関西電力は2月26日、高浜原発4号機(福井県高浜町)を再稼働させました。再稼働に反対する大多数の国民の声を無視し、地元住民の声をまともに聞かない暴挙です。福井、京都、滋賀など各地で抗議の声が上がりました。
新規制基準施行後の再稼働は、九州電力川内原発1、2号機(鹿児島県薩摩川内市)と高浜原発3号機に続き4基目で、4号機の運転は約4年7カ月ぶり。
4号機では20日、原子炉補助建屋内で、原子炉などを冷やす1次冷却系につながる配管から放射性物質を含む水が漏れたばかりです。関電は漏れた原因をボルトの緩みがあったと発表。
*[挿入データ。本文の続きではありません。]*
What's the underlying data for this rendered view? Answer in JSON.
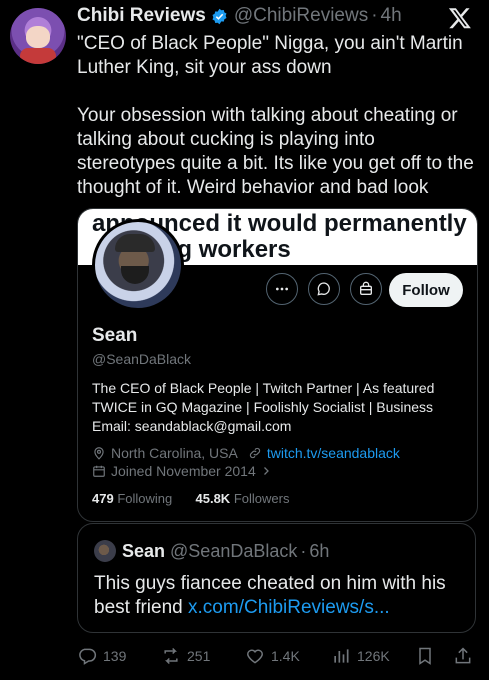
{
  "tweet": {
    "author_name": "Chibi Reviews",
    "author_handle": "@ChibiReviews",
    "separator": "·",
    "time": "4h",
    "paragraph1": "\"CEO of Black People\" Nigga, you ain't Martin Luther King, sit your ass down",
    "paragraph2": "Your obsession with talking about cheating or talking about cucking is playing into stereotypes quite a bit. Its like you get off to the thought of it. Weird behavior and bad look"
  },
  "profile_card": {
    "banner_text": "announced it would permanently\n  striking workers",
    "follow_label": "Follow",
    "name": "Sean",
    "handle": "@SeanDaBlack",
    "bio": "The CEO of Black People | Twitch Partner | As featured TWICE in GQ Magazine | Foolishly Socialist | Business Email: seandablack@gmail.com",
    "location": "North Carolina, USA",
    "link": "twitch.tv/seandablack",
    "joined": "Joined November 2014",
    "following_count": "479",
    "following_label": "Following",
    "followers_count": "45.8K",
    "followers_label": "Followers"
  },
  "quoted_tweet": {
    "author_name": "Sean",
    "author_handle": "@SeanDaBlack",
    "separator": "·",
    "time": "6h",
    "text": "This guys fiancee cheated on him with his best friend",
    "link": "x.com/ChibiReviews/s..."
  },
  "actions": {
    "replies": "139",
    "reposts": "251",
    "likes": "1.4K",
    "views": "126K"
  },
  "icons": [
    "verified-icon",
    "x-logo-icon",
    "more-icon",
    "message-icon",
    "notification-icon",
    "location-icon",
    "link-icon",
    "calendar-icon",
    "reply-icon",
    "repost-icon",
    "like-icon",
    "views-icon",
    "bookmark-icon",
    "share-icon"
  ],
  "colors": {
    "accent": "#1d9bf0",
    "muted": "#71767b",
    "text": "#e7e9ea",
    "background": "#000000"
  }
}
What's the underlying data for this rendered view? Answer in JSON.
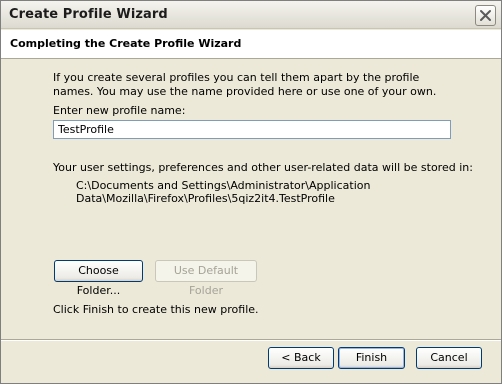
{
  "window": {
    "title": "Create Profile Wizard"
  },
  "header": {
    "title": "Completing the Create Profile Wizard"
  },
  "content": {
    "intro": "If you create several profiles you can tell them apart by the profile names. You may use the name provided here or use one of your own.",
    "name_label": "Enter new profile name:",
    "name_value": "TestProfile",
    "storage_label": "Your user settings, preferences and other user-related data will be stored in:",
    "storage_path": "C:\\Documents and Settings\\Administrator\\Application Data\\Mozilla\\Firefox\\Profiles\\5qiz2it4.TestProfile",
    "choose_folder_label": "Choose Folder...",
    "use_default_folder_label": "Use Default Folder",
    "finish_note": "Click Finish to create this new profile."
  },
  "footer": {
    "back_label": "< Back",
    "finish_label": "Finish",
    "cancel_label": "Cancel"
  },
  "icons": {
    "close": "close-icon"
  }
}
整備の不十分さを浮き彫りにしましたが、予定通り再稼働を強行しました。
また4号機は157体の核燃料のうち、4体がウラン・プルトニウム混合化合物(MOX)燃料で、通常の原発でMOX燃料を使う「プルサーマル発電」を初めて実施します。
MOX燃料は原子炉の核分裂反応にブレーキをかける制御棒が利きにくくなるなど、より危険だと指摘されているほか、使用済みのMOX燃料は処理・処分の見通しがなく、各地で反対運動が起きています。
高浜原発の場合、避難計画が義務づけられた30キロ圏は福井、京都、滋賀の3府県が入り、約18万人が暮らします。しかし、避難先を含めた自治体が参加する避難訓練は行われておらず、計画の実効性はなんら検証されないままです。
(「しんぶん赤旗」2016年2月27日より転載)
パレード実施・・滋賀
滋賀県では180回目の「キンカン行動」が取り組まれ、約30人が大津市のJR膳所(ぜぜ)駅前から関西電力滋賀支社前までパレードし、「高浜原発、再稼働反対」と声を上げました。
ばいばい原発・守ろうびわ湖住民運動連絡会事務局の森茂樹事務局長は「高浜原発4号機は、2月20日に放射能汚染水漏れ事故を起こしたばかりだ。再稼働は許せない。3号機も稼働をやめるべきだ」と訴えました。
大津市の男性(38)は「もし過酷事故が起これば、近畿1450万人の命の水源である琵琶湖が汚染される。原発再稼働を進める安倍暴走政治を止めるしかない」と話しました。
支店前で抗議・・京都
京都市の関西電力京都支店前には、脱原発、原発再稼働中止を求める抗議行動に100人以上が詰めかけました。
参加者は「汚染水漏れ事故があった直後に再稼働とは、国民をバカにしている。40年前の技術である1、2号機も規制委員会は再稼働を了承した。許せない」と訴えに力を込めました。寒空の下、「高浜原発今すぐ止めろ」「京都は地元、勝手
に決めるな」と唱和しました。
滋賀県知事・・「容認できぬ」
滋賀県の三日月大造知事は26日、関西電力高浜原発4号機の再稼働を受け、「国全体として原子力政策についての根本的な議論や解決策の展望が見られない現状では、再稼働を容認できる環境にない」などとするコメントを発表しました。
1000万人アクション・・緊急抗議
「さようなら原発1000万人アクション実行委員会」は2月26日、関西電力が同日、高浜原発4号機を再稼働することに対し、緊急抗議行動を行いました。
衆院第2議員会館前には、「高浜原発再稼働反対」と書かれたプラカードや横断幕を手にして駆けつけた参加者は「再稼働反対」「原発止めて未来を守れ」とコールしました。
あいさつした同実行委員会の富岡洋子さんは「私たちの声を聞かず、命を危険にさらす原発の再稼働・輸出を進める安倍政権のやり方は許せない。原発を止めるため声をあげ続けよう」と語りました。